Happy Birthday, Maggie Thatcher
Margaret Thatcher turned 80 Thursday with a rare return to the limelight - a posh party attended by the queen and the former prime minister's two successors, all celebrating Britain's "Iron Lady."
Although she has grown frail following a series of small strokes, Thatcher looked healthy as she arrived at the party about 15 minutes late - a delay that an aide said was due to her taking a congratulatory phone call from President Bush.
Wearing a navy blue coat and dress, a string of pearls and - as always - a matching handbag that was her trademark, she smiled and paused for photographs before slowly making her way into the plush Mandarin Oriental Hotel near London's Hyde Park.
Earlier in the day, her assistant Gilly Penrose said Thatcher was feeling good about her milestone birthday.
"Her house is looking like a florist's and she's very much enjoying it," Penrose said. "She's very philosophical about (her age), because she's very active still."
Heading the high-powered guest list were Queen Elizabeth II, and her husband, Prince Philip; Prime Minister Tony Blair; and Sir John Major, Thatcher's immediate successor at No. 10 Downing St.
Thatcher has become more reclusive in recent years and given up most public speaking on her doctors' advice, but she remains a powerful force 15 years after leaving office as Britain's first female prime minister.
Her free-market philosophy, push to privatize state industries and hard-nosed battles with labor unions remade Britain's economic landscape.
Even Blair, whose Labour Party languished in opposition while the Conservative Thatcher held power for more than a decade, has adopted many of her views.
"What (Winston) Churchill did in wartime, Margaret Thatcher did in peacetime," outgoing Tory leader Michael Howard said in a birthday tribute. "Her political will and her iron courage saw off the threats to our way of life that Britain faced in 1979. We all owe her an enormous debt."
Among the more than 600 guests invited to the party were many members of Thatcher's Cabinets and two current candidates for the Conservative Party leadership, David Davis and Liam Fox, Penrose said.
The other Tory contenders, front-runner David Cameron and Kenneth Clarke, were not asked to go, prompting speculation that Thatcher was quietly taking sides in the race to head the party. Penrose said Thatcher did not intend the guest list as a comment on which candidate she preferred.
The queen shook Thatcher's hand on arrival.
Another guest, actress Joan Collins, said she adored Thatcher.
"She is the Iron Lady, and I want to be just like that when I grow up," Collins said.
Caspar Weinberger, former President Ronald Reagan's defense secretary, was the most prominent American invited.
Her twin children, Sir Mark and Carol Thatcher, were present.
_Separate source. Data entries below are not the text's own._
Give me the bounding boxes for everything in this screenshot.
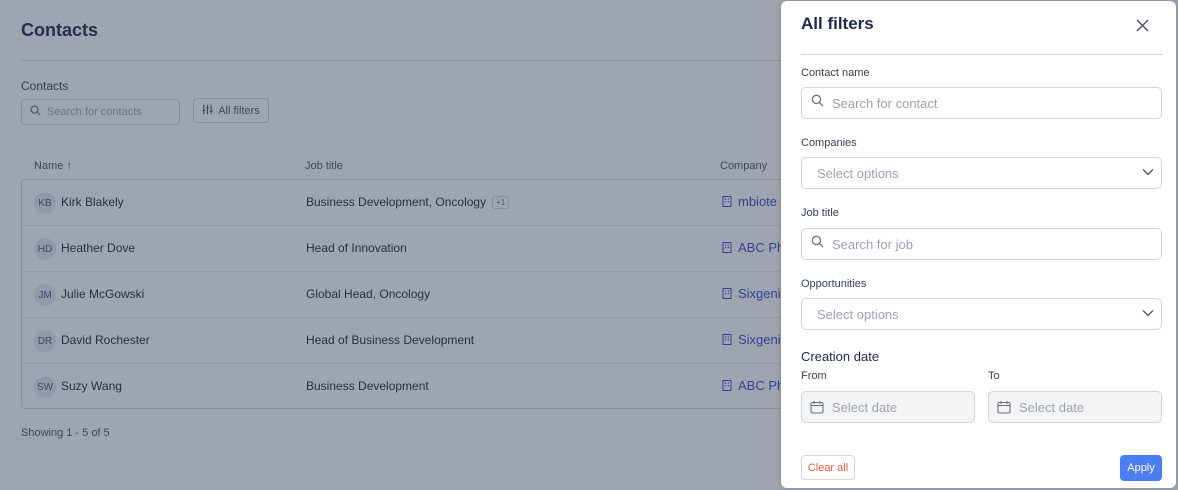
chevron-down-icon [1142, 169, 1154, 176]
close-button[interactable] [1133, 16, 1151, 34]
contact-name-field[interactable] [801, 87, 1162, 119]
from-date-picker[interactable]: Select date [801, 391, 975, 423]
job-title-input[interactable] [832, 236, 1132, 252]
job-title-field[interactable] [801, 228, 1162, 260]
to-label: To [988, 370, 1000, 382]
job-title-label: Job title [801, 207, 839, 219]
contact-name-input[interactable] [832, 95, 1132, 111]
to-date-picker[interactable]: Select date [988, 391, 1162, 423]
opportunities-label: Opportunities [801, 278, 867, 290]
filters-drawer: All filters Contact name Companies Selec… [781, 1, 1176, 488]
creation-date-heading: Creation date [801, 349, 880, 364]
companies-placeholder: Select options [817, 166, 899, 181]
calendar-icon [997, 401, 1011, 414]
from-date-placeholder: Select date [832, 399, 898, 415]
drawer-divider [801, 54, 1163, 55]
apply-button[interactable]: Apply [1120, 455, 1162, 481]
clear-all-button[interactable]: Clear all [801, 455, 855, 480]
drawer-title: All filters [801, 14, 874, 33]
to-date-placeholder: Select date [1019, 399, 1085, 415]
opportunities-placeholder: Select options [817, 307, 899, 322]
calendar-icon [810, 401, 824, 414]
companies-label: Companies [801, 137, 857, 149]
search-icon [811, 235, 824, 253]
chevron-down-icon [1142, 310, 1154, 317]
opportunities-select[interactable]: Select options [801, 298, 1162, 330]
search-icon [811, 94, 824, 112]
companies-select[interactable]: Select options [801, 157, 1162, 189]
contact-name-label: Contact name [801, 67, 870, 79]
close-icon [1135, 18, 1149, 32]
from-label: From [801, 370, 827, 382]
Mark Thatcher pleaded guilty in South Africa last year to unwittingly helping to bankroll a failed coup in oil-rich Equatorial Guinea, in West Africa.
Also invited were composer Andrew Lloyd-Webber, writer Frederick Forsyth and best-selling novelist and Tory peer Jeffrey Archer, who spent two years in jail for perjury and obstructing justice.
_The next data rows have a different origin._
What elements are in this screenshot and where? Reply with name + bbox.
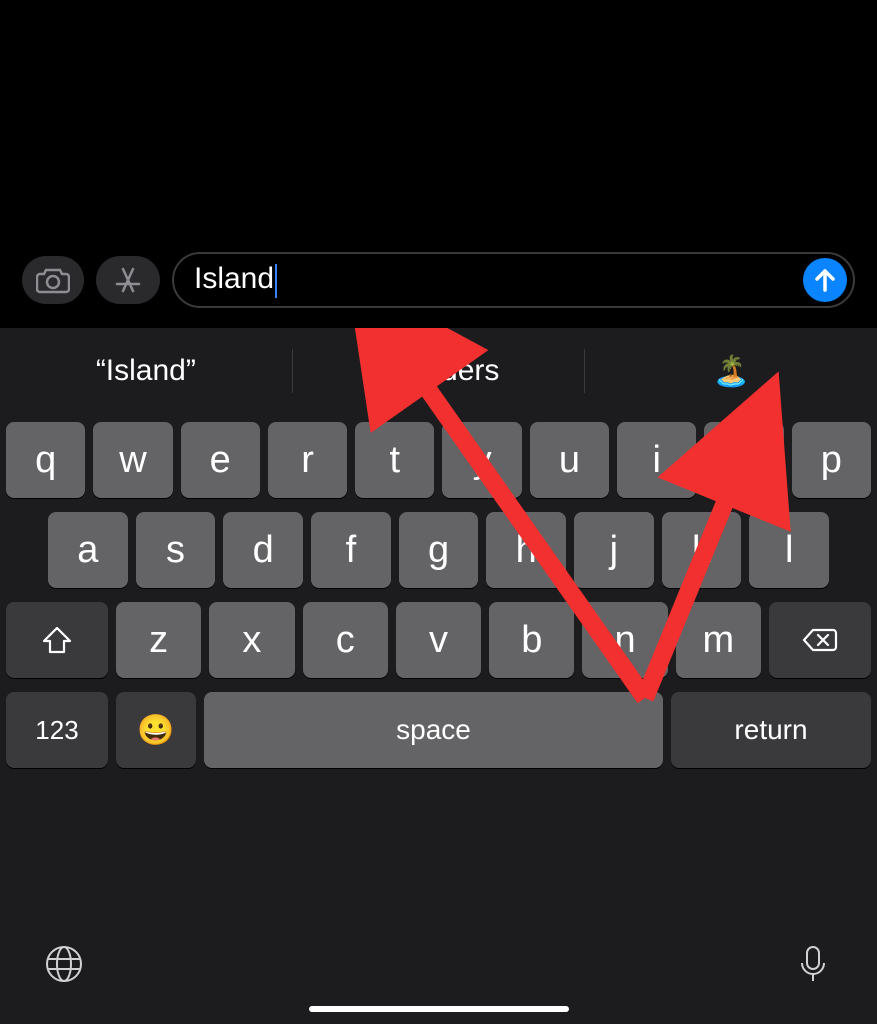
key-q[interactable]: q — [6, 422, 85, 498]
key-c[interactable]: c — [303, 602, 388, 678]
backspace-icon — [802, 627, 838, 653]
space-key[interactable]: space — [204, 692, 663, 768]
suggestion-bar: “Island” Islanders 🏝️ — [0, 328, 877, 414]
appstore-icon — [113, 265, 143, 295]
key-s[interactable]: s — [136, 512, 216, 588]
home-indicator[interactable] — [309, 1006, 569, 1012]
camera-button[interactable] — [22, 256, 84, 304]
key-t[interactable]: t — [355, 422, 434, 498]
key-o[interactable]: o — [704, 422, 783, 498]
key-a[interactable]: a — [48, 512, 128, 588]
globe-icon — [44, 944, 84, 984]
key-n[interactable]: n — [582, 602, 667, 678]
appstore-button[interactable] — [96, 256, 160, 304]
key-row-4: 123 😀 space return — [0, 692, 877, 768]
key-w[interactable]: w — [93, 422, 172, 498]
key-h[interactable]: h — [486, 512, 566, 588]
numbers-key[interactable]: 123 — [6, 692, 108, 768]
key-f[interactable]: f — [311, 512, 391, 588]
key-l[interactable]: l — [749, 512, 829, 588]
backspace-key[interactable] — [769, 602, 871, 678]
key-row-2: a s d f g h j k l — [0, 512, 877, 588]
shift-icon — [41, 625, 73, 655]
key-b[interactable]: b — [489, 602, 574, 678]
key-k[interactable]: k — [662, 512, 742, 588]
suggestion-1[interactable]: “Island” — [0, 341, 292, 401]
key-v[interactable]: v — [396, 602, 481, 678]
return-key[interactable]: return — [671, 692, 871, 768]
text-caret — [275, 264, 277, 298]
key-row-3: z x c v b n m — [0, 602, 877, 678]
key-row-1: q w e r t y u i o p — [0, 414, 877, 498]
key-r[interactable]: r — [268, 422, 347, 498]
key-z[interactable]: z — [116, 602, 201, 678]
shift-key[interactable] — [6, 602, 108, 678]
key-p[interactable]: p — [792, 422, 871, 498]
compose-toolbar: Island — [0, 240, 877, 320]
key-y[interactable]: y — [442, 422, 521, 498]
key-j[interactable]: j — [574, 512, 654, 588]
key-x[interactable]: x — [209, 602, 294, 678]
camera-icon — [36, 266, 70, 294]
keyboard: “Island” Islanders 🏝️ q w e r t y u i o … — [0, 328, 877, 1024]
dictation-button[interactable] — [789, 940, 837, 988]
send-button[interactable] — [803, 258, 847, 302]
key-g[interactable]: g — [399, 512, 479, 588]
key-i[interactable]: i — [617, 422, 696, 498]
key-d[interactable]: d — [223, 512, 303, 588]
key-u[interactable]: u — [530, 422, 609, 498]
message-input[interactable]: Island — [172, 252, 855, 308]
suggestion-2[interactable]: Islanders — [293, 341, 585, 401]
suggestion-3-emoji[interactable]: 🏝️ — [585, 341, 877, 401]
microphone-icon — [799, 944, 827, 984]
message-input-text: Island — [194, 262, 803, 297]
emoji-key[interactable]: 😀 — [116, 692, 196, 768]
key-m[interactable]: m — [676, 602, 761, 678]
globe-button[interactable] — [40, 940, 88, 988]
key-e[interactable]: e — [181, 422, 260, 498]
arrow-up-icon — [814, 267, 836, 293]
Missing was former Soviet leader Mikhail Gorbachev - of whom Thatcher once commented "we can do business together" - but he was scheduled to meet her during a London visit next week.
Britain had faced high unemployment and labor unrest through the "Winter of Discontent," in 1978 and '79, when strikes kept the dead from being buried and the garbage from being collected.
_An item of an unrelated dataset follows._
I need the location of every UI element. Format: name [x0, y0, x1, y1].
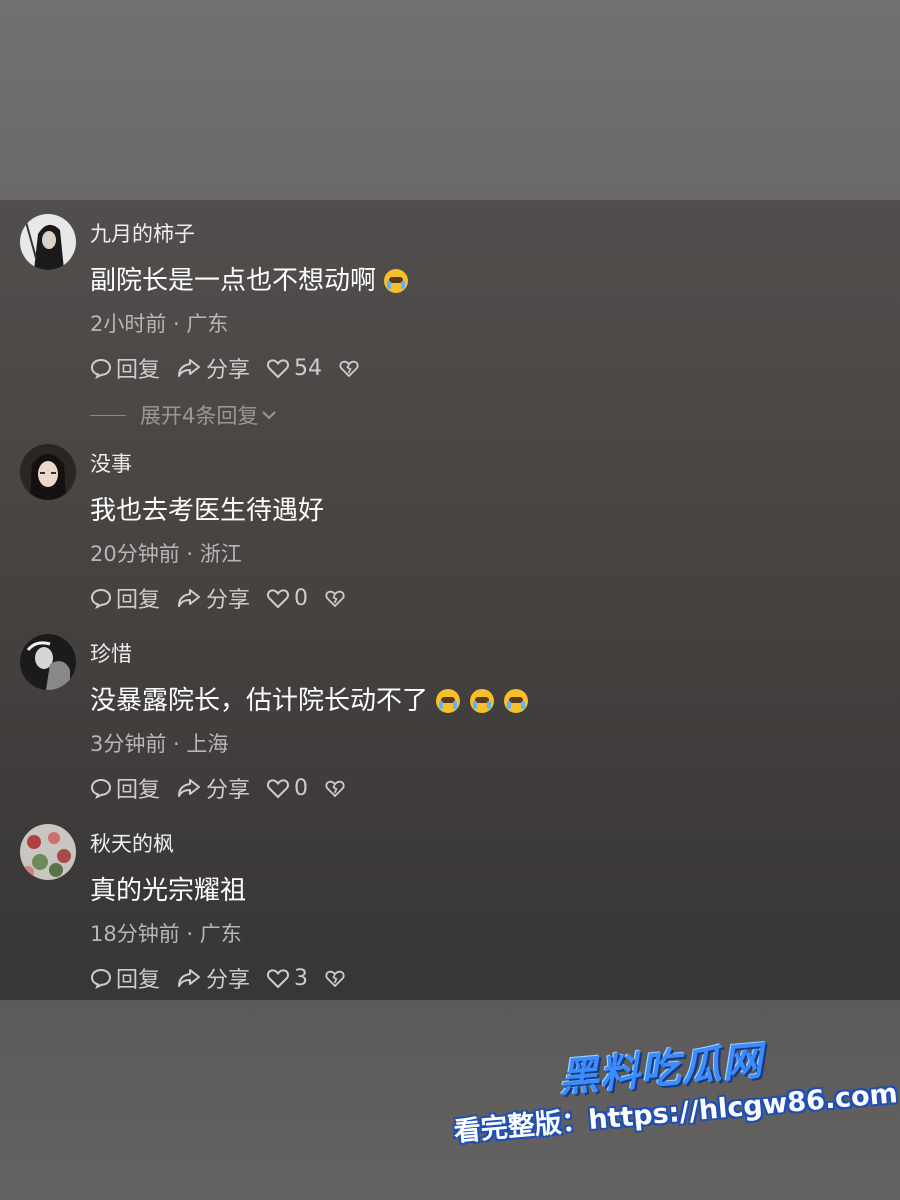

With her forceful personality and bouffant hairdo, Thatcher dominated British politics for much of the following decade.
Her hard-driving style earned her the "Iron Lady" nickname, a term reinforced to some in 1982 when she led Britain into war against Argentina after it invaded the Falkland Islands, forcing it to retreat.
She held office from 1979 until 1990, when the badly divided Conservatives rebelled and pushed her from power. Since then, the party has struggled to regain its footing. While Major eked out a victory in the 1992 vote, the Tories have lost three straight elections to Blair's Labour Party and gone through three leaders since then.
"The greatest tribute people pay these days is 'Come back Maggie,"' her former press secretary Sir Bernard Ingham said.
Both friends and political foes alike paid tribute to Thatcher on Thursday.
Cecil Parkinson, a one-time Conservative chairman, recalled being impressed by a speech the future prime minister gave on taxes at the party's 1965 conference.
"Ten years later, when she became the leader of the Conservative Party, the late James Callaghan (then Labour prime minister) was quoted as saying `We have just won the next election,"' Parkinson said. "He could not believe that a woman leader of the Conservative Party would beat him."
Thatcher's Tories routed Callaghan at the polls in 1979, and she became the country's first female prime minister.
Tony Benn, one of the most outspoken lawmakers from the Labour Party's left wing, also tipped his hat to Thatcher.
"Mrs. Thatcher said what she meant and meant what she said," he said. "And did it. Although I thought the policies were catastrophic in terms of democracy, she did not do anything by deception."